Jika sebelum dilahirkan manusia itu bisa memilih, maka masing-masing akan meminta segala yang “wah” pada dirinya. Ia tentu ingin dilahirkan dari keluarga berdarah biru. Dilahirkan dengan otak secerdas Albert Einstein. Berparas gagah dan cantik; berkulit putih bersih, tinggi, hidung mancung, persis seperti Nabi Yusuf. Semuanya sempurna tidak ada kurang.
Tapi kita dilahirkan dengan takdir yang sudah ditetapkan. Ada yang kaya, ada yang miskin, ada yang gagah, ada yang biasa-biasa saja dan seterusnya.

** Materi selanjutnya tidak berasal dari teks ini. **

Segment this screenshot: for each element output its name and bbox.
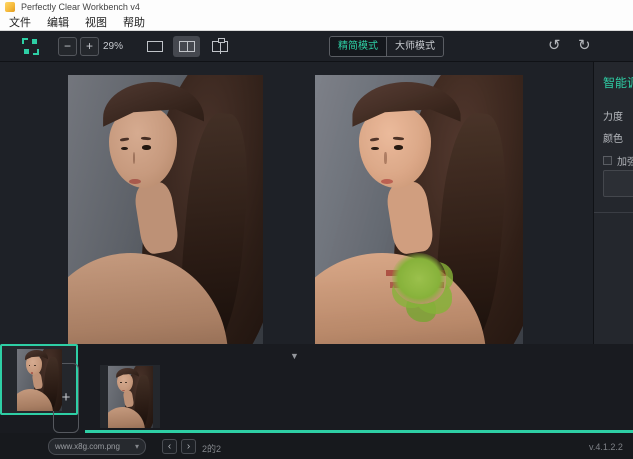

Saya terkadang seyum-seyum sendiri, ketika melihat anak-anak sekolahan “gaya-gaya” di jalan raya dengan tunggangan CBR-nya, boncengan gadis remaja tanggung pula di belakangnya. Seolah jalan hanya milik mereka berdua. Aura kesombongan terlihat jelas dari mereka. Dalam hati, saya mengatakan: “Paling dibelikan bapaknya, dan mungkin juga setelah meregek-regek dulu.” Takdir Allah menjadikan dia lahir dari keluarga yang kaya raya. Jadi, kalau bukan karena takdir, tentu ceritanya jadi lain.
Untunglah agama kita tidak menjadikan itu semua sebagai standar kemuliaan. Di hadapan Allah, kita ini semuanya sama. Sama-sama hina jika banyak dosa dan sama-sama mulia jika bertakwa. Allah berfirman:
إِنَّ أَكْرَمَكُمْ عِندَ اللَّهِ أَتْقَاكُمْ
“Sesungguhnya yang paling mulia di sisi Allah adalah yang paling bertakwa di antara kamu.” (QS. al-Hujurat: 13)
Lantas, apa yang hendak kita banggakan dengan harta dan kekuasaan itu. Padahal, yang dilihat Allah hanyalah ketakwaan. Oleh sebab itu, jangan pernah sombong dengan apa yang kita miliki, semua itu murni takdir ilahi.